It’s not easy to hire consultants at City Hall, according to Cleveland Chief Operating Officer Bonnie Teeuwen. She told City Council this week that landing a consultant is a 40-step, nine-month process.
Teeuwen would like to eliminate one link in that chain, the Consultant Review Committee. The committee checks over mailing lists of prospective consultants and processes their proposals.
As a top official in Mayor Justin Bibb’s administration, Teeuwen serves on that committee, along with the directors of finance and human resources. She’s also seen the other side of the issue.

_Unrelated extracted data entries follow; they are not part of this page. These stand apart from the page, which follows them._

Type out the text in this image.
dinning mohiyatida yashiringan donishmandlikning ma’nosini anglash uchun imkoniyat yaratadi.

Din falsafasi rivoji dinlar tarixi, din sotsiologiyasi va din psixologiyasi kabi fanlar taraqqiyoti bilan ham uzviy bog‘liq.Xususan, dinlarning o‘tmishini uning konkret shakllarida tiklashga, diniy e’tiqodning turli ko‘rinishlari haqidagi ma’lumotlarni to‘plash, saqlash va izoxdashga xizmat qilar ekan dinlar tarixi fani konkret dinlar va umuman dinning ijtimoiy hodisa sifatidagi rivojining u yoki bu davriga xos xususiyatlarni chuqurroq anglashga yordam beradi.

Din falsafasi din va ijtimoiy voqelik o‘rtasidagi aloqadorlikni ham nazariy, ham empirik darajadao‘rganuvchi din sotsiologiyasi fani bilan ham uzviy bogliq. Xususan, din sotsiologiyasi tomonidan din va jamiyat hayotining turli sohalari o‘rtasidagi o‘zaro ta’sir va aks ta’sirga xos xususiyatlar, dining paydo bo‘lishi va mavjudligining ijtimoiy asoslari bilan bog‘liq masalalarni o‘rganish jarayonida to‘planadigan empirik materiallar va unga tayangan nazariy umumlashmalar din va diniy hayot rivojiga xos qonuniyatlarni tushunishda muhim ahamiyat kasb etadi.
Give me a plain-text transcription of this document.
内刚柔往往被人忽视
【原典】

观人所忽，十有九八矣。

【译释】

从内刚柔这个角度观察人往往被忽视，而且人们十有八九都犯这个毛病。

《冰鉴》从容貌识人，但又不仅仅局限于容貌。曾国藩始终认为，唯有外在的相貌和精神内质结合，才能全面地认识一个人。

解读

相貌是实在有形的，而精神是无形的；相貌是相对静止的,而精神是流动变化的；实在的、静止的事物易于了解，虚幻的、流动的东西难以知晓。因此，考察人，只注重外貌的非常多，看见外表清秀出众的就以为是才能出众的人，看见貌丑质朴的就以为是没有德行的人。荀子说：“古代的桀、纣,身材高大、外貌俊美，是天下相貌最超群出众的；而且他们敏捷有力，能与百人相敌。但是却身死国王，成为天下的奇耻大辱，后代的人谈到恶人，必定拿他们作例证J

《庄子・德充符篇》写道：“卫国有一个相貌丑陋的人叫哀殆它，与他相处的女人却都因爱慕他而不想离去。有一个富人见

She used to work for Osborn Engineering, one of the city’s go-to firms for infrastructure projects. (Among Osborn’s city jobs was the most recent repair audit of Browns Stadium.)
“There’s a bunch of consultants out there that throw their hands up because they don’t want to go through the process,” she said.
Losing the review committee would cut a month out of the process, she said. Even without it, contracts would still go through the Board of Control, a body made up of cabinet members, Teeuwen said.
Council President Blaine Griffin stuck up for the Consultant Review Committee. He proposed legislation to enshrine the committee into city law. He cast it as a move for transparency — and for keeping jilted applicants from bending his ear.
“I’m also a very huge proponent of really trying to have a public process where vendors and others can — I hope they’re watching — quit calling me to say that there’s no process in place and that the administration is just picking who they would like to,” he said.
Griffin’s idea did not win the day. Other council members said they’d like the city to sign contracts and finish projects faster.
Ward 8’s Michael Polensek put his views in gastrointestinal terms, as only he can.
“We need legislative Ex-Lax around here, let me tell you,” he said. “We got to get things moving around here.”